I found by accident the notion of arithmetic derivative. It goes as follows: if $p$ is prime then $p' = 1$ and it follows the usual Leibniz rule $$ (p q)' = p' q + p q'\quad\forall \;p,q \in\mathbb{N}\,. $$ My question regards the iterated action of this derivative on natural numbers, that is, I want to study the behaviour of $$ n^{(k)} \equiv n^{\overset{k}{\overbrace{\prime\ldots\prime}}}\,. $$ This was inspired by a question in this video (which is where I found out about this).
I am not a matematician so I don't have many tools to study this. So far I just did a table with Mathematica. It seems that powers of 2 tend to diverge to infinity (apart from $4$ which is a fixed point and $2$ which is prime). And I also observed that some numbers tend to infinity sharing the same trajectory, for example $$ 160^{(5)} = 180^{(5)} = 4834\,, $$ and diverge together from then onward. Another simple observation is the for any prime $p$, $(p^p)' = p^p$. So there are infinitely many fixed points.

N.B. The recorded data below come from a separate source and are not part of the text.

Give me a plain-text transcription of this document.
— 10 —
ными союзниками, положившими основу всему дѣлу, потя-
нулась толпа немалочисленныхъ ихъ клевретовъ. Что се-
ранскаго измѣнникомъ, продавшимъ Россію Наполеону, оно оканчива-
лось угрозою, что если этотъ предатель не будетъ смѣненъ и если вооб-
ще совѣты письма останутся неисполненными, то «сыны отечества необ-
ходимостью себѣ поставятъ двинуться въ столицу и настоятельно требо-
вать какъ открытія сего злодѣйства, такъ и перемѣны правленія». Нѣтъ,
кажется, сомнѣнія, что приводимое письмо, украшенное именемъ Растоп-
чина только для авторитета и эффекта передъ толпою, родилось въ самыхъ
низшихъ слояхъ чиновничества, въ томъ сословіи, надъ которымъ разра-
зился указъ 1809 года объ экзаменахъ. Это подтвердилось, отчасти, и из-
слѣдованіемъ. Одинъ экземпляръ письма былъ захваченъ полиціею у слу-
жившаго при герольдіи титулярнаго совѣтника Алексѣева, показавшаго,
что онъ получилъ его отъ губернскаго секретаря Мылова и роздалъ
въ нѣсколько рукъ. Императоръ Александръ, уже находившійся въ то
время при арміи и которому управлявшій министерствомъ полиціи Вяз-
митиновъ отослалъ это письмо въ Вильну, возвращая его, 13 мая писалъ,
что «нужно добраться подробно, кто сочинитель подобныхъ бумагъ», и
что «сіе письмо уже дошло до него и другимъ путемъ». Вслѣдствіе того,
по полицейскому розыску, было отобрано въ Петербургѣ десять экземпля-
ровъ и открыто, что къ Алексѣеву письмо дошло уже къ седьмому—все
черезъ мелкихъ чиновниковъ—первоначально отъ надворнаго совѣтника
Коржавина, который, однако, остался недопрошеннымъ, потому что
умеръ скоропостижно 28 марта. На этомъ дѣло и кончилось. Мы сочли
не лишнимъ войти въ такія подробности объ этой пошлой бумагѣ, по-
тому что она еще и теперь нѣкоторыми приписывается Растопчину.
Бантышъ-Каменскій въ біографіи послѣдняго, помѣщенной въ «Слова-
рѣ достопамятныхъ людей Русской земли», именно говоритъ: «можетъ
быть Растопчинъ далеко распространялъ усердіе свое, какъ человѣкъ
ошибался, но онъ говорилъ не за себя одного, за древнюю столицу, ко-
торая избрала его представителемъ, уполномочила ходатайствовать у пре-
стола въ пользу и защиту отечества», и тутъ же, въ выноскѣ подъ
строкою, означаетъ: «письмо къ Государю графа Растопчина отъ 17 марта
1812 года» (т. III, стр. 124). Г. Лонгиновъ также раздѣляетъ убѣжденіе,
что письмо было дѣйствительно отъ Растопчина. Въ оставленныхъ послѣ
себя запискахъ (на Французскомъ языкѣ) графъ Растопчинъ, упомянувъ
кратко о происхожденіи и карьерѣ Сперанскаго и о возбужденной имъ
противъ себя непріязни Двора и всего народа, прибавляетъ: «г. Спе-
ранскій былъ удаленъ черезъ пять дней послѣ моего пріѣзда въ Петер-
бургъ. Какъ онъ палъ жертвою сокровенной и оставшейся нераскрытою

Is there anything about this in the literature? Are there fixed points other than $p^p$? What is the rate of growth of $n^{(k)}$ when it doesn't reach zero? Is there a criterion to know in advance if a number is going to reach zero? Even a partial answer to any of these questions will be appreciated. I attach a log-log plot of the result of 30 iterations of the first $65536$ numbers. Red dots indicate powers of $2$.